Sorry I kinda forgot about this diary for a little while. Since I wrote it last, everything has been smoothed over with my life. Not anymore. Mom and Dad have been having major arguments. Every.  Single. Night. Not even kidding, I don’t even know what they are even arguing about. They scream at each other and they don’t even hesitate to scream nasty things to each other. Tonight I heard something shatter and Mom scream. It was her very favorite vase that Dad broke on the floor because he got so mad. It’s honestly scary to see how they are changing. Things are different and I don’t see things getting better from here if we’re being completely honest. I’ll keep you updated with updates if I have time or I’m not depressed. See ya later. 

Dear Diary, 9/23/20

Wow. It's been a whole month. Mom and Dad are still going at it. Tonight, they smashed and broke so much stuff the house is a mess. I can’t wait to get out of here. I don’t know what happened to my perfect family. I was happy and now I can’t even stand to look at either of them. Tonight Mom came into my room and she said, “Honey, you know I love you very much.” Then my dad came into my room and said, “I love you very much.
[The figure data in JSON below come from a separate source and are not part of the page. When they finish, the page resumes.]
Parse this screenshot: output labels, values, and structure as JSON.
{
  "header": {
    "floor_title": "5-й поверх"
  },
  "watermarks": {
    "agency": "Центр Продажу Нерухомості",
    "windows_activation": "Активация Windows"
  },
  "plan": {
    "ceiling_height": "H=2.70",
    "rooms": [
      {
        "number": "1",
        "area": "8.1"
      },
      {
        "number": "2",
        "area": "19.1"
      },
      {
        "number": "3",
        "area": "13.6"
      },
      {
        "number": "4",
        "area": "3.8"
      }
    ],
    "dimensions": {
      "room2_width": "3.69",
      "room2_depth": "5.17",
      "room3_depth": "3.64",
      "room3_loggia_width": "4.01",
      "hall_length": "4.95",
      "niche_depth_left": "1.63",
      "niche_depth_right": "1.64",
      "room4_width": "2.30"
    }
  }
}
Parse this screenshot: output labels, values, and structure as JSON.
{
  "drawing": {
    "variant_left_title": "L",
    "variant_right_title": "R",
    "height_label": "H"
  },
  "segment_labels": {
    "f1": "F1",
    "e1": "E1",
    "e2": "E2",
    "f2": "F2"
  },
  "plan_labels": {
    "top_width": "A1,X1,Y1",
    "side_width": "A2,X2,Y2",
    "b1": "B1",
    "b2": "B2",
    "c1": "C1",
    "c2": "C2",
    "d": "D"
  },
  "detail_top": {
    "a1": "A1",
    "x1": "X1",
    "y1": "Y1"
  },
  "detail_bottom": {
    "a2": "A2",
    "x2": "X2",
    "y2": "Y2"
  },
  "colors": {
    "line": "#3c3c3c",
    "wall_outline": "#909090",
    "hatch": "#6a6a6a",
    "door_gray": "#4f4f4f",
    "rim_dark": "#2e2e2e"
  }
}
I will love you for infinity.” They weren’t even a team, a couple, a married pair anymore. They were completely separate people that acted (who even knows if they were acting) like they hated each other. Life is getting harder and harder especially with school work, I just can’t concentrate and my anxiety is going through the roof. Life better start getting better or else. See ya later. p.s . I took off the necklace. 

Dear Diary, 12/30/20

Holidays were a disaster. Christmas sucked, they didn’t get each otehr anything, they got me seperate presents. I just realized at this very moment that they are only staying together because of me and I was the reason that they weren’t happy. They argued on Christmas eve that lasted until christmas about something so stupid that I can’t even remeber. Oh, no, I remember, it was about burning the toast in the toaster oven. It’s getting worse and worse every night. My best friend Tracy offered for me to live with her. I honestly am thinking about it but I don’t know how to tell my parents. I’m going to try and think of something tonight. I need to leave. See ya later. 

Dear Diary, 1/15/21

I’m sorry that there are teardrops on the pages, I can’t stop crying. Tonight is one of those nights where I just thought of when everything was a normal, happy, healthy, non toxic enviroment. Three years ago on my 13th birthday we went to make cupcakes to a special cupcake factory. Dad added the wrong ingredients and we baked them and they tasted awful. Mom and I thought it was the funniest thing and we laughed all the way home. We joked about that time over the years. I remember when we celebrated Christmas and Thanksgiving with my grandparents and we played table games for money and my family felt bad I couldn’t play the games correctly so they let me win. My grandparents didn’t even come this year because my parents didn’t want them to see the house and the way it was trashed. I don’t even know the last time my parents said “I love you for infinity.” They forgot about me and are consumed in their own lives (fighting). I really want to live with Tracy but I just don’t know if I can do it. I have a lot of thinking to do. See ya later. 

Dear Diary, 3/05/21

 I don’t know how much longer I can take this. I just need to leave the house. Sorry this is so short. See ya later. 

Dear Diary, 6/27/21

 I can’t do this anymore. I need to leave. Goodbye. 


The author's comments:

This is a very meaningful piece to me because I think people can relate to this alot. Esepcially over quarentine, kids and teens can find themselves in a situation with thier parents and other family members being they aren't allowed to go out. I know that teachers are giving excess amount of homework making kids even more stressed. I wanted this to have an effect on people and realize they aren't alone even when they think they are. I want people to know that everyone goes through a rough time and things will get better. Stay strong.